Have the French finally had enough of corruption?

In today's Le Monde, Arnaud Montebourg, rising star of the socialist party, says French voters have had enough of indulging politicians with their hands in the public accounts, and this presidential election will finally be the one where graft becomes a real issue for voters. It comes days after a Paris judge shocked most commentators by handing down a two-year suspended sentence to former president Jacques Chirac for embezzling 2.2 million euros from the city of Paris in the early 90s by paying it to friends and allies in salaries for jobs that never existed. He was widely expected to get away with it, due to his age, fragile health and the respect accorded to him as a former head of state, so the conviction is a credit to the justice system, but is it a sign France's tolerance has run out?

 

There are certainly plenty of current scandals for voters to be fed up about. There's the ongoing Karachigate affair, over kickbacks paid on French arms deals to Pakistan in the 1990s, which allegedly found their way into the accounts of then prime minister Edouard Balladur's presidential campaign - that has seen a number of former cabinet ministers testify in recent weeks, and is edging its way ever closer to Balladur's then spokesman, one Nicolas Sarkozy. There's the former government emissary to Africa, Robert Bourgi, who recently alleged he brought suitcases of cash from African leaders to a succession of senior French politicians. And there's the Bettencourt scandal, the envelopes of cash allegedly handed over by France's richest woman to a number of right-wing politicians, including, you guessed it, Nicolas Sarkozy when he was running for president in 2007. The socialist party isn't immune either - they're currently dealing with one embarrassing row in Marseille, where the regional president Jean-Noel Guerini is accused of corruptly selling state land to his developer brother, and one in the Calais region, where a local mayor is being investigated for corruption in housing contracts.

 

So far, so business as usual in France.
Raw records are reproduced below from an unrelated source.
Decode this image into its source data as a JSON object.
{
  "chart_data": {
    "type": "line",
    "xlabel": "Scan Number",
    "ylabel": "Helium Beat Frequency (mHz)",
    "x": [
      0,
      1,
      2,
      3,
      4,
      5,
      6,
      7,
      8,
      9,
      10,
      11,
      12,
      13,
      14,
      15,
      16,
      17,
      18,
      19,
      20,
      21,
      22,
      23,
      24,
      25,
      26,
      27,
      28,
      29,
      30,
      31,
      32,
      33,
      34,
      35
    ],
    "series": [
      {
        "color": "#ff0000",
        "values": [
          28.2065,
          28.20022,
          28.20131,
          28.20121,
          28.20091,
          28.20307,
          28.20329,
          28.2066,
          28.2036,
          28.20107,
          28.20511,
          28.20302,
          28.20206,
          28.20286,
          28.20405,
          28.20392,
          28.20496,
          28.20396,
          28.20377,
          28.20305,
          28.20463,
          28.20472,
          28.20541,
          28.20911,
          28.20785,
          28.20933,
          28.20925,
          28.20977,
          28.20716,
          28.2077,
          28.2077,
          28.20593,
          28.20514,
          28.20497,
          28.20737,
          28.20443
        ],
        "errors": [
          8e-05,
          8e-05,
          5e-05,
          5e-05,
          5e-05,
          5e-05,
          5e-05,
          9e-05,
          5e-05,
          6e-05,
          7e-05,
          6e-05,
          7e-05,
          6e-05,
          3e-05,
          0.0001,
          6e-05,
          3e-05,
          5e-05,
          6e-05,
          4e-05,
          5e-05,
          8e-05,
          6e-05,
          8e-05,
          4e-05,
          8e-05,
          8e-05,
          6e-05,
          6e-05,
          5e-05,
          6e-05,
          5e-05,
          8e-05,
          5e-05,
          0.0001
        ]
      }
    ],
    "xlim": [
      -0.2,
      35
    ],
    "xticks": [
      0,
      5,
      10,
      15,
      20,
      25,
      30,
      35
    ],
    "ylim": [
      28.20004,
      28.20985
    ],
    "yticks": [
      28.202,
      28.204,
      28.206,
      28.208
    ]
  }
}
The current political scene is still stuffed full of figures whose careers would long have been over in disgrace in the English-speaking world; take Alain Juppé, the former prime minister sentenced to jail time in the Chirac fake jobs scandal, who made a comeback this year as foreign minister and is being spoken of as a possible future president. Another former prime minister, Dominique de Villepin, threw himself into the presidential race last week; he's been cleared of inventing false corruption charges against Sarkozy, but is still set to testify as a witness in two other graft cases in the coming months, and isn't clear of suspicion himself. This doesn't seem to affect either man's popularity, or, indeed, that of Chirac himself, who's still one of France's favourite former presidents - and was elected twice by voters who already knew perfectly well what he had been up to.

 

There's some evidence, though, that Montebourg might be right. The scandals I listed above are increasingly mentioned by voters asked for their electoral priorities by pollsters, and they have done damage to the current president's reputation - above all by giving fuel to the accusation he is only president for the wealthy. His socialist opponent François Hollande has made transparency a key campaign pledge, and some judges seem to have found a renewed zeal for chasing up decades-old corruption cases. That leads to increased media attention shining a light on murky deals, something that's long been absent in France, where journalists often get too friendly with the politicians they cover. It might be premature to say the Chirac case represents a turning point, and from now on we'll see France's elected representatives held to higher ethical standards, but there's hope.